Gemini Enterpriseでは、Gemini 3.1 ProやFlash Image、Lyria 3に加え、AnthropicのClaudeシリーズへのアクセスも提供される。2026年4月22日からはClaude Opus 4.7のサポートも追加された。
また、従業員向けの「Gemini Enterpriseアプリ」、エージェント構築ツール「Agent Designer」、長時間稼働型エージェント、アクティビティ管理機能「Inbox」なども提供される。
セキュリティ分野では、脅威検知を目的としたエージェント型ソリューションやAIアプリ保護基盤も発表された。
ハードウェア面では第8世代TPUを投入した。トレーニング向け「TPU 8t」は従来比で処理能力が約3倍、電力効率は最大2倍に向上したという。

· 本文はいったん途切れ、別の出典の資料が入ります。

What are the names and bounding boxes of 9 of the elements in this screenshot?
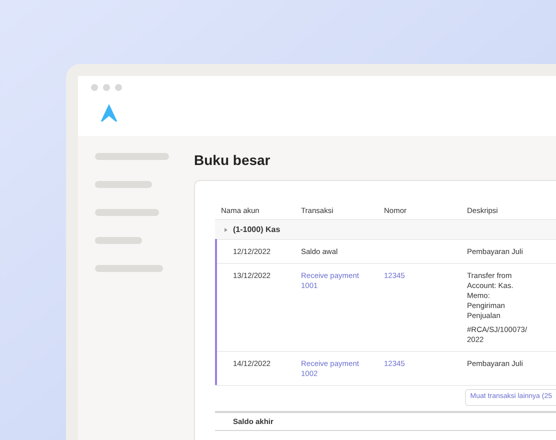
sidebar-placeholder	[95, 265, 163, 272]
sidebar-placeholder	[95, 181, 152, 188]
logo-icon	[100, 103, 118, 123]
account-name: (1-1000) Kas	[233, 224, 280, 236]
account-group-row[interactable]: (1-1000) Kas	[215, 219, 556, 239]
caret-right-icon[interactable]	[224, 228, 228, 232]
sidebar-placeholder	[95, 237, 142, 244]
page-title: Buku besar	[194, 151, 272, 170]
sidebar-placeholder	[95, 209, 159, 216]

さらに、Googleの社内開発では新規コードの75%がAIによって生成されており、2025年秋時点の50%から増加したことも、合わせて発表された。開発速度は1年前と比較して約6倍に向上したとされる。
組織単位AI運用の現実性と課題
今回の発表は、AI活用の単位が個別ツールから組織全体へと拡張する流れを示している。
エージェントの構築から管理までを一体化することで、業務プロセス全体を横断した自動化が実現しやすくなる点は大きな利点だろう。
また、複数モデルの統合利用や専用TPUによる処理最適化により、コスト効率と性能の両立が図られる可能性がある。
従業員向けアプリを通じてAIを統一的に提供する構造も、導入ハードルの低減につながる要素となるだろう。
一方で、エージェントの大規模運用は管理負荷の増大を伴うと考えられる。権限設定や挙動の監視、セキュリティ統制などの設計が不十分な場合、業務リスクが拡大する懸念は依然として根深い。
特に複数エージェントが連携する環境では、予期しない動作の影響範囲が広がる可能性も考えられる。
今後は、こうした基盤をどこまで実運用に適合させられるかが焦点となるだろう。
エージェントを単なる補助ツールとしてではなく、組織の中核機能として扱う体制構築が進むかどうかが、企業の競争力に影響を与える局面に入ったと言える。